We were living in St Louis (Crestwood, to be exact) in 1964 in a neat brick ranch with a walk-out basement that had a driveway that went downhill around the house to the garage. Our backyard had a small, flat area to play in and then went precipitously downhill to a creek. I remember that some hornets lived in the hillside...and suffered my first sting as a result of that discovery.

For Xmas that year, I received a bunch of neat toys (a list of which I have courtesy of my Mom, who was still not too busy to make note of such things in my "baby book") including this train. I rode it all winter long in the basement, and when it was warm enough to play outside, I would ride it in the street (this was in the 60's, when you could play in the street without fear) and also ride it down the steep driveway. This bugged my Mom, not because I was in any danger (which I probably was, but this was the '60's when you could do all sorts of foolhardy stunts and not get hurt) but as a child, I always wore nicely polished shoes, either white or black, and when I would zoom down the driveway, I would drag the toes of my shoes along the pavement, scuffing them terribly. Poor Mom would have to polish my shoes all the time. My Dad sold shoes back then (actually, he was the shoe department manager) and didn't believe in sneakers for his kids.

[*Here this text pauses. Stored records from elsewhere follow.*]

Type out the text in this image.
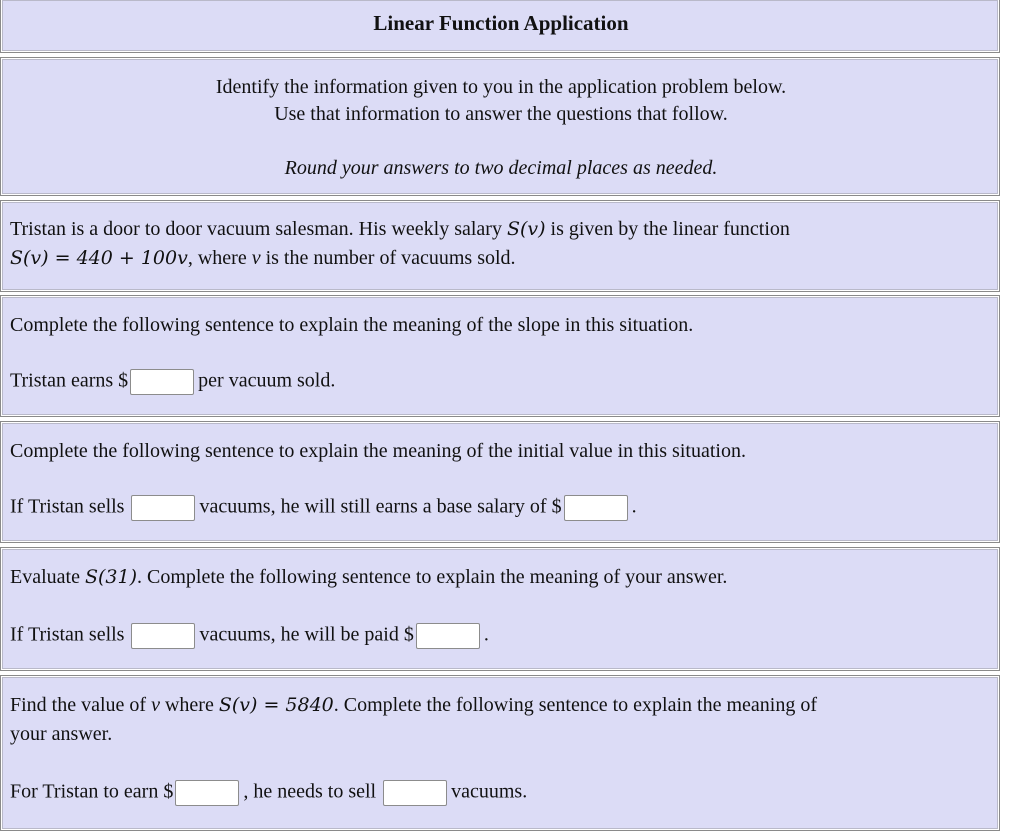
Linear Function Application
Identify the information given to you in the application problem below.
Use that information to answer the questions that follow.
Round your answers to two decimal places as needed.
Tristan is a door to door vacuum salesman. His weekly salary S(v) is given by the linear function
S(v) = 440 + 100v, where v is the number of vacuums sold.
Complete the following sentence to explain the meaning of the slope in this situation.
Tristan earns $	per vacuum sold.
Complete the following sentence to explain the meaning of the initial value in this situation.
If Tristan sells	vacuums, he will still earns a base salary of $	.
Evaluate S(31). Complete the following sentence to explain the meaning of your answer.
If Tristan sells	vacuums, he will be paid $	.
Find the value of v where S(v) = 5840. Complete the following sentence to explain the meaning of
your answer.
For Tristan to earn $	, he needs to sell	vacuums.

The train was made of plastic, with a wooden steering handle, a metal bell, and a plastic horn that you could push to make a whistling sound. It was a glorious toy, and in my mind, I was riding that train all around St Louis, to the department store to visit my Dad, and to Nebraska to visit my grandparents.

I rode that train until, as Mom would later tell me, "the wheels were squared off". I had graduated to tricycles (my buddy Dave and I would lash them together to play Batman and Robin -- another skinned-knee waiting to happen) and the last time I saw my beloved train, it was being loaded into a Goodwill Truck. I recall feeling sad about seeing it go, but in those days bad feelings were soon forgotten.